This Short Story was in the Anthology DINOSAURS! (1990) edited by Jack Dann and Gardner Dozois published by Ace ISBN044114883-2
Digging into the sub-genre of Time Travel, rich idiots hunting Dinosaur stories we have James Tiptree Jr’s The Night Blooming Saurian. If you didn’t know James Tiptree was the pseudo name for Psychologist Alice Sheldon, who used a pseudo name to protect her academic status, and also disliked the idea sticking out within a field. She was a fascinating person and excelled in Art had multiple degrees and was even recruited by the CIA at one point. She started writing Science fiction in 1967 and wanted to write the Science Fition she was interested in. Robert Silverberg famously in an introduction to an anthology of her short stories stated that there was no way James Tiptree could be a woman as the writing was definitely from a man. Years later when her identity was known he did apologise stating “you didn’t fool me: I fooled myself, and so be it’

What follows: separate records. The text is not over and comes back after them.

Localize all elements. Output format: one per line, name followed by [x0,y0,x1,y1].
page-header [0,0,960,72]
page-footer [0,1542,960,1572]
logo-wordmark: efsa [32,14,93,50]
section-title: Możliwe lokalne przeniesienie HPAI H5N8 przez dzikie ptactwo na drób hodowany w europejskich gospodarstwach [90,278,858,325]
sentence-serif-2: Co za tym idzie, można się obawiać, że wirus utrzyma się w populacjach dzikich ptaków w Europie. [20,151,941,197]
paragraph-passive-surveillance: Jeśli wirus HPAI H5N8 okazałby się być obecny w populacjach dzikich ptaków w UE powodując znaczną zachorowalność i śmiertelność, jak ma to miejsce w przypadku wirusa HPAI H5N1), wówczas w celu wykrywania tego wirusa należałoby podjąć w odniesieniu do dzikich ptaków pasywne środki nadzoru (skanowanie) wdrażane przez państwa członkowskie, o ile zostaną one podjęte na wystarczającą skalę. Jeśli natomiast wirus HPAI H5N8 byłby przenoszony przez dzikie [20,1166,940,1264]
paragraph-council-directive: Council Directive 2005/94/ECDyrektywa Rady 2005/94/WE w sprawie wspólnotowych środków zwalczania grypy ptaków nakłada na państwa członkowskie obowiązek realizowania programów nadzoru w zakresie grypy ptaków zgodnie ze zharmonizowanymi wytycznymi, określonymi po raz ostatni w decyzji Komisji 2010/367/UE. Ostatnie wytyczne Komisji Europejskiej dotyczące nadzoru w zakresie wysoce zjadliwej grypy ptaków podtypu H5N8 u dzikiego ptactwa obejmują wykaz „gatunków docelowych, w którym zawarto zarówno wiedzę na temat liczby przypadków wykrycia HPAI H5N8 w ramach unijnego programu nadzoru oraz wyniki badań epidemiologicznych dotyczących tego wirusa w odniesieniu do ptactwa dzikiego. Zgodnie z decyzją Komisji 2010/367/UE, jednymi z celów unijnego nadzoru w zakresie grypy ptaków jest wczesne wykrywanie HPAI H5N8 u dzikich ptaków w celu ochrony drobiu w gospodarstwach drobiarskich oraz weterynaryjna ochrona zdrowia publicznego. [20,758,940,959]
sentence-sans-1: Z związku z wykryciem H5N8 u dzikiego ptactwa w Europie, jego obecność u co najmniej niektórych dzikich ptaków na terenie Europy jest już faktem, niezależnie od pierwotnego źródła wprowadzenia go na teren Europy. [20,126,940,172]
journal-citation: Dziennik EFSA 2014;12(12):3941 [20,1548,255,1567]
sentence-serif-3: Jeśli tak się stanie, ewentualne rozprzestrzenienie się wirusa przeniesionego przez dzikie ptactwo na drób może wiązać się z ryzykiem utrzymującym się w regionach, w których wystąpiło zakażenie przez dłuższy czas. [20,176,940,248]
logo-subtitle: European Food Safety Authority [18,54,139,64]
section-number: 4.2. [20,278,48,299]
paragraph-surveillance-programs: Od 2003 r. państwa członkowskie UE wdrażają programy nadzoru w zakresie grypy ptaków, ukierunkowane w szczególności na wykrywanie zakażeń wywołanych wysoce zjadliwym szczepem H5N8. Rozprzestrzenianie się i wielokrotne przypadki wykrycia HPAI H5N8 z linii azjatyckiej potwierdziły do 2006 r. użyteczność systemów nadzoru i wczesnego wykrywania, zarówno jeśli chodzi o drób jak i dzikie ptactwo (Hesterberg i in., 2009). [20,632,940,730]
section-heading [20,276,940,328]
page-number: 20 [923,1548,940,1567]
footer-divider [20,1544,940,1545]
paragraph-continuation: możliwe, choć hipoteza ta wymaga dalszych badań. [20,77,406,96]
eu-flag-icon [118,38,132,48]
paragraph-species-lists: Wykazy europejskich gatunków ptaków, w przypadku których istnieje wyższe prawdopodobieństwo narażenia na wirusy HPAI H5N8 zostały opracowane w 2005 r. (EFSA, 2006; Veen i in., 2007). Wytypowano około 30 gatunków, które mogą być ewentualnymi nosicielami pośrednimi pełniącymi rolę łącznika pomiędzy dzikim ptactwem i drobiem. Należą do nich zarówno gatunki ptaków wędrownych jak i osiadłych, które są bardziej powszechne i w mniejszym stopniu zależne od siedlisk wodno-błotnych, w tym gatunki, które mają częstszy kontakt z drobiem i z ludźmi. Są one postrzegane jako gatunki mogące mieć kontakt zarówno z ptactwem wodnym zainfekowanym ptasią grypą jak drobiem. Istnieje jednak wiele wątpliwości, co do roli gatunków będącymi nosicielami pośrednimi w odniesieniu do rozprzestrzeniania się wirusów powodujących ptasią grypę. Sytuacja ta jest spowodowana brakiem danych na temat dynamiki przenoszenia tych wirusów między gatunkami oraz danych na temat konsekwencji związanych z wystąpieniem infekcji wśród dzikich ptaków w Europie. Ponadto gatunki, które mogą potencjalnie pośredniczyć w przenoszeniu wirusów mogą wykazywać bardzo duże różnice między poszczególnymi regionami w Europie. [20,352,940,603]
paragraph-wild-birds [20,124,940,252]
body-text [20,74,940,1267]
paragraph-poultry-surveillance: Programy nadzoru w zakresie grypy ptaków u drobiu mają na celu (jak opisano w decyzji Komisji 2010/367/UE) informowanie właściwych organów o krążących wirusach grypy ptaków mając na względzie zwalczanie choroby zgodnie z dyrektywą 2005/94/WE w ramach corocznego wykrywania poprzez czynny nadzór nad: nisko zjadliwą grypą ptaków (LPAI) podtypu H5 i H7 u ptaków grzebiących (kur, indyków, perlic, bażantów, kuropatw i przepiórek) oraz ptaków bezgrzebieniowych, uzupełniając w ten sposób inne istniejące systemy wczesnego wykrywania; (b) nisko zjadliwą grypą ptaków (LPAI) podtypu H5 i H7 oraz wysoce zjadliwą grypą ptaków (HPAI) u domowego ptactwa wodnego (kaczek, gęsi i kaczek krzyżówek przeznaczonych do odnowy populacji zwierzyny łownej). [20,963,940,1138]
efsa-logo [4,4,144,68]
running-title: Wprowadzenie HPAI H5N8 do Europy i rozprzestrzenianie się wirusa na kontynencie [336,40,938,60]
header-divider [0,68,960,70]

“Inflamed by Tiptree’s obstinate insistence on personal obscurity, science-fictionists have indulged themselves in the wildest sort of speculation about him. His real name, it is often said, is something other than Tiptree, though no one knows what it might be. (That “Tiptree” is a pseudonym is plausible enough, but I rather hope it isn’t so. I like the name and want it to belong by birthright to the man who uses it on these stories.) It has been suggested that Tiptree is female, a theory that I find absurd, for there is to me something ineluctably masculine about Tiptree’s writing. I don’t think the novels of Jane Austen could have been written by a man nor the stories of Ernest Hemingway by a woman, and in the same way I believe the author of the James Tiptree stories is male.”
“Who is Tiptree, What is He?” Introduction to Warm Worlds and Otherwise Robert Silverberg
This is the paragraph that is always quoted, it though is very interesting to read the whole thing in context as he obviously loves her work and is praising the work. I’ve posted the full essay in a post and it’s well worth a read.
The Night-Blooming Saurian was first published in 1970 in the May/June issue of worlds of if. I read it in the Dinosaurs anthology I picked up a few years back edited by Gardner Dozoia. Onto the synopsis a group of scientists are using time travel to study the origin of humans in the Rift Valley. The story is told from the point of view of the scientists retelling it as an amusing episode. As with a lot of science their funding is an issue, the funding is just about to dry up and any more is dependant on one Senator. One of the team has access to the Senator and it comes to light that he is a hunter and has been promised to hunt a dinosaur (A brontosaurus to be exact). Slight problem, they’re studying a period that is a few million years after Dinosaurs became extinct! Among them all they devisea scheme to try and convince the senator that he has hunted a brontosaurus, but how do you do this?
This is a story like others in the sub-genre that shows how entitled and vain humans can be. Unlike Bradbury’s A Sound of Thunder no paradox’s created and no one is eaten. There is however a lot of Poo, just think how much a brontosaurus would create? In some ways the story shows the ridiculousness people will go through just to do their jobs, It’s a well written fun story that I enjoyed and a look forward to dipping into her work more. As well as some more Dino shorts from this collection, we all love a good dino story here at Donkey towers.